Teasing out the clinical implications of sex-specific hs-cTn upper reference limits (URLs) for ruling in acute myocardial infarction (MI), however, is complicated by biological and social factors that contribute to poorer outcomes in women, despite lower baseline levels, they add. "Ultimately, the psychosocial benefits of gender-affirming hormones are substantial, and informed consent is likely the ideal method to balance the undetermined risks."

Greene pointed out that the study wasn't powered to accurately calculate gender-specific hs-cTn 99th percentiles or reference intervals for NT-proBNP and assessed the biomarkers at a single time point.

For the transgender person presenting with chest pain, she said, the clinical implications are not yet known, but the data suggest that when sex-specific 99th percentiles for hs-cTn are used, the numeric value associated with the affirmed gender, rather than the sex assigned at birth, may be the appropriate URL.

"It really depends on what the triage pathway is and if that pathway has differences for people of different sexes and how often people get serial measurements," Greene said. "Within this population, it's very important to look at those serial measurements because for people that are not cismen, those 99th percentiles when they're non­–sex-specific, are going to favor in detection of a heart attack. So, you need to look at the second value to make sure there hasn't been a change over time."

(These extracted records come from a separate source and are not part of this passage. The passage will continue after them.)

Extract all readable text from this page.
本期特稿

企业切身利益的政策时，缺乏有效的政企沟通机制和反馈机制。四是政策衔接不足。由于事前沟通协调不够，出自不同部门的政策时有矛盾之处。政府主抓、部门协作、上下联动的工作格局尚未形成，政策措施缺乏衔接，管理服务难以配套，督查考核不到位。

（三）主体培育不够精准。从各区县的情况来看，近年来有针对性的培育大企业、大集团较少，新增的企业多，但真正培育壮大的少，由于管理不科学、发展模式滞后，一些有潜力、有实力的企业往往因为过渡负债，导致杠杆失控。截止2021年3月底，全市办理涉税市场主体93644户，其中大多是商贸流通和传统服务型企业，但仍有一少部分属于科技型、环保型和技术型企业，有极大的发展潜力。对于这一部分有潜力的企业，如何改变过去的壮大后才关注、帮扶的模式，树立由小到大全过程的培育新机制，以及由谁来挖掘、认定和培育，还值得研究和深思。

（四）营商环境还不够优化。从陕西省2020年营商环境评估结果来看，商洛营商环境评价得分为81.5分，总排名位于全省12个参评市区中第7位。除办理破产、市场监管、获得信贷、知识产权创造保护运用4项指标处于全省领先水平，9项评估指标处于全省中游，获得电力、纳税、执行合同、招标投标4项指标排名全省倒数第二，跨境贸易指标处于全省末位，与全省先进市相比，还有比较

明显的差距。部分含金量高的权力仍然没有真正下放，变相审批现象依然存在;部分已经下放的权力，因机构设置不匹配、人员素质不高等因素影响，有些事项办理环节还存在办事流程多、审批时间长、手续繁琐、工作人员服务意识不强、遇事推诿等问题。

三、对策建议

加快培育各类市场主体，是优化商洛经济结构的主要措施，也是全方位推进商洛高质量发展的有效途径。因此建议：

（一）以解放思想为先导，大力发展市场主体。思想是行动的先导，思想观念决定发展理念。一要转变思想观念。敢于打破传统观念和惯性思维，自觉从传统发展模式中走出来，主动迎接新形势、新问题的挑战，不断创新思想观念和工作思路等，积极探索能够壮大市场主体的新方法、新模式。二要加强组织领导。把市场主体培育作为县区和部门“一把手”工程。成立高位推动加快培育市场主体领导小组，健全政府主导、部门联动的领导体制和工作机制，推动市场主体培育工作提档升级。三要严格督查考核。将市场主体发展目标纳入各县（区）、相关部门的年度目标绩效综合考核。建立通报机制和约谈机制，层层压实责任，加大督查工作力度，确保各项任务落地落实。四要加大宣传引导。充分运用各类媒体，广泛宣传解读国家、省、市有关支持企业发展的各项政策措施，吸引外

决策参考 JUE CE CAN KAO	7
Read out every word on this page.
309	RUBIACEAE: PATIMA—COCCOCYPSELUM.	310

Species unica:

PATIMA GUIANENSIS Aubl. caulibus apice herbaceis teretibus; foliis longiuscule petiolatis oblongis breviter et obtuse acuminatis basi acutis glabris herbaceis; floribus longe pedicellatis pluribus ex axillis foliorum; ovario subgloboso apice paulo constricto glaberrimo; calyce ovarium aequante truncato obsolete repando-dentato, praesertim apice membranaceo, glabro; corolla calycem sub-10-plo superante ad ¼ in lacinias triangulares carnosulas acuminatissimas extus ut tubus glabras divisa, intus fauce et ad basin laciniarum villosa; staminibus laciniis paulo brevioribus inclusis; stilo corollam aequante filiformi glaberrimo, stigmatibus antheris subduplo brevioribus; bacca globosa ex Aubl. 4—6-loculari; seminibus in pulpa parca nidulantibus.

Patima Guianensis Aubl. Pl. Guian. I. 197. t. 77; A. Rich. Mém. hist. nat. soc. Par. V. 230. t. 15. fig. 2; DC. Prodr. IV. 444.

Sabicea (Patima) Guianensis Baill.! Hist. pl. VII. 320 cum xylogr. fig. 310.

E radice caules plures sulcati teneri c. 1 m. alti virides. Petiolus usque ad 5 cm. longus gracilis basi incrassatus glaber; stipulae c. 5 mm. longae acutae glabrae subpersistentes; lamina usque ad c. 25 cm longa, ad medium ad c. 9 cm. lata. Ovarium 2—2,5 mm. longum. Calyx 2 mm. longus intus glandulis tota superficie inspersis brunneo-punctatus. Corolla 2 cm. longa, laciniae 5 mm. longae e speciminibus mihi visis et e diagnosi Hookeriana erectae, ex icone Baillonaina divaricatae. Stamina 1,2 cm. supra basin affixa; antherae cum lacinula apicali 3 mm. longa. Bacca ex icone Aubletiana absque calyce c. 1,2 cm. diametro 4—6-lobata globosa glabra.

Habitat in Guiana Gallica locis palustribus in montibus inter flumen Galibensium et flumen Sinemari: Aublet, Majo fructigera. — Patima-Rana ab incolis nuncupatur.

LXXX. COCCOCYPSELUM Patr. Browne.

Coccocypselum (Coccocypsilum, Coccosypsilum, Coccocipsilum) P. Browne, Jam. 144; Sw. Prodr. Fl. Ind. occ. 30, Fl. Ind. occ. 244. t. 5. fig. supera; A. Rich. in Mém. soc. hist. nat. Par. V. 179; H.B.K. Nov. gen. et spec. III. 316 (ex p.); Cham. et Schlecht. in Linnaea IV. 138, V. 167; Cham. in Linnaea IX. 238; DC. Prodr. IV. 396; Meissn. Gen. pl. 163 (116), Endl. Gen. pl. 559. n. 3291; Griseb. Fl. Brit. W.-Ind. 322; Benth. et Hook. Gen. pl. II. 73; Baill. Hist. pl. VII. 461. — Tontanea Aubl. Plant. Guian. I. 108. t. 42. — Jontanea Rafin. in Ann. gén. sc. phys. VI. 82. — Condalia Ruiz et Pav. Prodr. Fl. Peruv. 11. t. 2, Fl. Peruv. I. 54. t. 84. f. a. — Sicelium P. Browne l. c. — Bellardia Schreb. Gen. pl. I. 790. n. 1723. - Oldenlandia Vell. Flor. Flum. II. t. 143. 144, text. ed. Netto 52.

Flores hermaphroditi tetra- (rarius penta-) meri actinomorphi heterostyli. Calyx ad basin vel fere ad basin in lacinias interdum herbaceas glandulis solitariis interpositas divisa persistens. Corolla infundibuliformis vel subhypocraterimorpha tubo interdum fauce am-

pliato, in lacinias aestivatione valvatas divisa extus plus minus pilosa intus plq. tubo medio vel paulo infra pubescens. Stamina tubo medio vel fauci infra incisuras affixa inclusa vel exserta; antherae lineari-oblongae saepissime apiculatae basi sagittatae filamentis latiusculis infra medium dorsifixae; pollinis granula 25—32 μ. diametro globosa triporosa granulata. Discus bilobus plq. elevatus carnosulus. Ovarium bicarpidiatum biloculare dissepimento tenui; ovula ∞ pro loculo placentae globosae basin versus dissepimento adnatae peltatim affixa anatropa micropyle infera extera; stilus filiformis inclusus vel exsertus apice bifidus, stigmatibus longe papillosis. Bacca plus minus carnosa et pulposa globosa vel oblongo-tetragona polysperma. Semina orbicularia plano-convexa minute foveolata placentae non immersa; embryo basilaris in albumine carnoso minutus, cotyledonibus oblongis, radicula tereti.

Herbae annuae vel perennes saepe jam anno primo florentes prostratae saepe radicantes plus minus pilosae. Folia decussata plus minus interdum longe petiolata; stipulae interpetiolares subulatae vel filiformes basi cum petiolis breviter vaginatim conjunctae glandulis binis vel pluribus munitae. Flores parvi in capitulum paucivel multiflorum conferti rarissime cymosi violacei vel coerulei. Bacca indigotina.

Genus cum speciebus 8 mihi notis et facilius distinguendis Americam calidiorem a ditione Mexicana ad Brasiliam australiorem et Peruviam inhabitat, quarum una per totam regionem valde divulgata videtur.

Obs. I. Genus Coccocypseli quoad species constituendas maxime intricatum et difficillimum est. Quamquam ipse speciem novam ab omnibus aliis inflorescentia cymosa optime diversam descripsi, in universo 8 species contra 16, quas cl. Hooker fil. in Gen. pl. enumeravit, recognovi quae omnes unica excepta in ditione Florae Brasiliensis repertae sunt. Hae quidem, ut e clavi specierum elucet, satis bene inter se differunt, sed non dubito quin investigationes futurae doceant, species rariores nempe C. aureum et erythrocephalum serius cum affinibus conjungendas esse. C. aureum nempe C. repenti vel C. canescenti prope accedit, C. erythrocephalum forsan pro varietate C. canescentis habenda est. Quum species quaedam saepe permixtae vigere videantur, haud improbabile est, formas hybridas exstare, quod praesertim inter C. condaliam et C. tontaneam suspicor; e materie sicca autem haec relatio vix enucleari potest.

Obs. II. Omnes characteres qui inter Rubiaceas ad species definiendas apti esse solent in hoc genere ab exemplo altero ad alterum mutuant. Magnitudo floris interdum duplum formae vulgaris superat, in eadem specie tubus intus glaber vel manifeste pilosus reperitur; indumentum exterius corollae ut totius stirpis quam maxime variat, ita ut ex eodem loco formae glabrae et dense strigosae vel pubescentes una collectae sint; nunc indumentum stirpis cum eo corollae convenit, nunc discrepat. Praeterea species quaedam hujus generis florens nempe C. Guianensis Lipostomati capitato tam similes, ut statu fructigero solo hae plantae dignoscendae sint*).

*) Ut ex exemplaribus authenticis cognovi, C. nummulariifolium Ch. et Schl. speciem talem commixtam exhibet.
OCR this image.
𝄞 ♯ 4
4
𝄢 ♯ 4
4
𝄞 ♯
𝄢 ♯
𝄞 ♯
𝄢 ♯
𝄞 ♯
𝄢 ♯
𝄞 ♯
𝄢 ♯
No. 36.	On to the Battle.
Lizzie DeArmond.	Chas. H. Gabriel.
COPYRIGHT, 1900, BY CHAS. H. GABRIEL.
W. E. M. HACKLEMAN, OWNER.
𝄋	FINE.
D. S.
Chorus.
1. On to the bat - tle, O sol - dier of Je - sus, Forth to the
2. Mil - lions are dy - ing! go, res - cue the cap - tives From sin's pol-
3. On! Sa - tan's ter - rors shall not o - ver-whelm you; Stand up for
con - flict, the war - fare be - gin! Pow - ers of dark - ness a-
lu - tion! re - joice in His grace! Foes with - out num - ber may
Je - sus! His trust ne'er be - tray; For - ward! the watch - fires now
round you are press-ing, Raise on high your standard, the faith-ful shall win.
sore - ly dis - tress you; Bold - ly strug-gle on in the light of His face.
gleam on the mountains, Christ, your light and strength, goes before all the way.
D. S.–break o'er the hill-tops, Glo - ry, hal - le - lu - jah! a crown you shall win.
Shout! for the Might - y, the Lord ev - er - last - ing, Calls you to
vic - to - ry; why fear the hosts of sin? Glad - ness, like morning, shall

The observed differences in the distribution of NT-proBNP concentrations is similar to that in the cisgender population, Greene noted. But these differences do not lead to sex-specific diagnostic thresholds because of the significant elevations present in overt heart failure and cardiovascular disease. "For NT-proBNP, it's not as important. People don't usually have a little bit of heart failure, they have heart failure, where people have small MIs."

Greene said she would like to see larger trials looking at biomarker measurements and cardiac imaging before hormone therapy but that the biggest issue is the need for inclusion of transgender people in all cardiovascular trials.

"The sample sizes are never going to be as big as we get for cisgender people for a number of reasons but ensuring that it's something that's being asked on intake and monitored over time so we can understand how transgender people fit into the general population for cardiac disease," Greene said. "And so, we can normalize that they exist. I keep driving this point home, but this is the biggest thing right now when it's such a political issue."

The study was supported in part by the University of Washington, Department of Laboratory Medicine; the University of Iowa, Department of Pathology; and a grant from Abbott Diagnostics for in-kind high-sensitivity cardiac troponin I reagent. Coauthor Robert H. Christenson, PhD, reported financial relationships with Siemens Healthineers, Roche Diagnostics, Beckman Coulter, Becton, Dickinson, Abbott Diagnostics, Quidel Diagnostics, Sphingotech, and PixCell Medical. No other disclosures were reported.

JAMA Cardiol. Published online Oct. 5, 2022. Abstract.